Звали этого кучера Иван Никанорыч, и по одному его виду действительно можно было сказать, что совсем не травой он питался. Был он очень тяжел, распучило его во все стороны, неповоротлив он был и хмур, зарос черным волосом до самых глаз и на всех кругом глядел исподлобья и презрительно.
Должно быть, и гнедых с черными хвостами и гривами жеребцов, ради которых его здесь держали, он тоже не считал за лошадей. Леня видел, что они пятились и боязливо косились на него, храпя, когда он вваливался в конюшню с метлой в руках.
Управляющий Павел Иваныч любил все делать по форме и букве закона, так как в молодости служил сельским писарем. В одну лунную ночь что-то очень развылись и разлаялись многочисленные собаки двора, и Ольга Алексеевна утром раскричалась, что она их перестреляет, перевешает и отравит. На это Павел Иваныч счел нужным отозваться витиеватой бумажкой за № 55:
"Ваше Высокородие, Ольга Алексеевна.
Относительно размножившихся во дворе собак, кои никому не принадлежат, а навела их черная сука Ивана Никанорыча, Лида, то я сам стараюсь их уменьшить, но удастся ли это, вот в чем большой вопрос. Я уже приглашал гицелей-собаколовов еще в прошлом году, но они были и ничего не сделали, и вновь их приглашу. Одним словом, ответственен за собак по долгу службы, но чтобы лично я завел собак ради одной своей фантазии, то я совершенно чужд этому и всячески буду стараться их извести или по крайней мере уменьшить и против принятия вами экстренных мер к уничтожению оных ничего не имею и даже буду благодарен.
Управляющий П.Евсюков".
Ольга Алексеевна, разумеется, собак, происшедших от суки Лиды, не стреляла, не травила и не вешала, а письмо это доставило ей много веселых минут и хранилось вместе с классной работой одной из здешних приготовишек, которая написала о курице, будто птица эта "туловище имеет широкообразное, а тело устроено посредством хвоста".
Конечно, неутомимо писавший этюд за этюдом Михаил Петрович увековечил на холстах собственной заготовки и красками личного приготовления и пеструю корову Манечку, и пару гнедых жеребцов с черными гривами, задумчивую садовничиху, и ее длинноволосого в синей шляпе супруга, и дремучего кучера, и дворника весьма загадочного возраста, и сутулого Павла Иваныча, и живописные по утрам антресоли двух флигелей, на балконах которых были развешаны красные, розовые и синие стеганые одеяла.
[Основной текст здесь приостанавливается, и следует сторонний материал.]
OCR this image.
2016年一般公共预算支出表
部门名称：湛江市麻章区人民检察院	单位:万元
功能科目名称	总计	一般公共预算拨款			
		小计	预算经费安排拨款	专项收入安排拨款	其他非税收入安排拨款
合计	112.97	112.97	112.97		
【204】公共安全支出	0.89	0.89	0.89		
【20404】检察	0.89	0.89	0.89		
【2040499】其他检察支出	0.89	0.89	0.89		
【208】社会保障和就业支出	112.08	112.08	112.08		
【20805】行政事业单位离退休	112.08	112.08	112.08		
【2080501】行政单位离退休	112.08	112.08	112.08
В этом городе было порядочно учебных заведений, но учителя рисования в них, по крайней мере те, с которыми удалось познакомиться Михаилу Петровичу, были все какие-то законченные люди, по его мнению, навсегда потерянные для искусства: один открыл иконописную мастерскую, другой - фотографию, третий писал портреты царствующих особ; другие же не делали даже и этого, а просто прозябали втихомолку, как улитки, забыв о Рибейрах и Веласкесах и не имея понятия о Зулоага, Дега, Хокусаи, Сезанне, которыми увлекался Михаил Петрович.
Это не был город мечтателей, это был бойкий промышленный город, где огромные паровые мельницы принадлежали немцам, металлургические заводы французам. Это был город, где делали железо, сталь, гвозди, стекло, муку и много еще такого, что никогда не занимало Михаила Петровича.
К живописи здесь относились совершенно спокойно. В лучшем случае тут могли заказать художнику занавес для театра купеческого собрания или роспись в стиле модерн клеевыми красками стен и потолка нового ресторана на базаре.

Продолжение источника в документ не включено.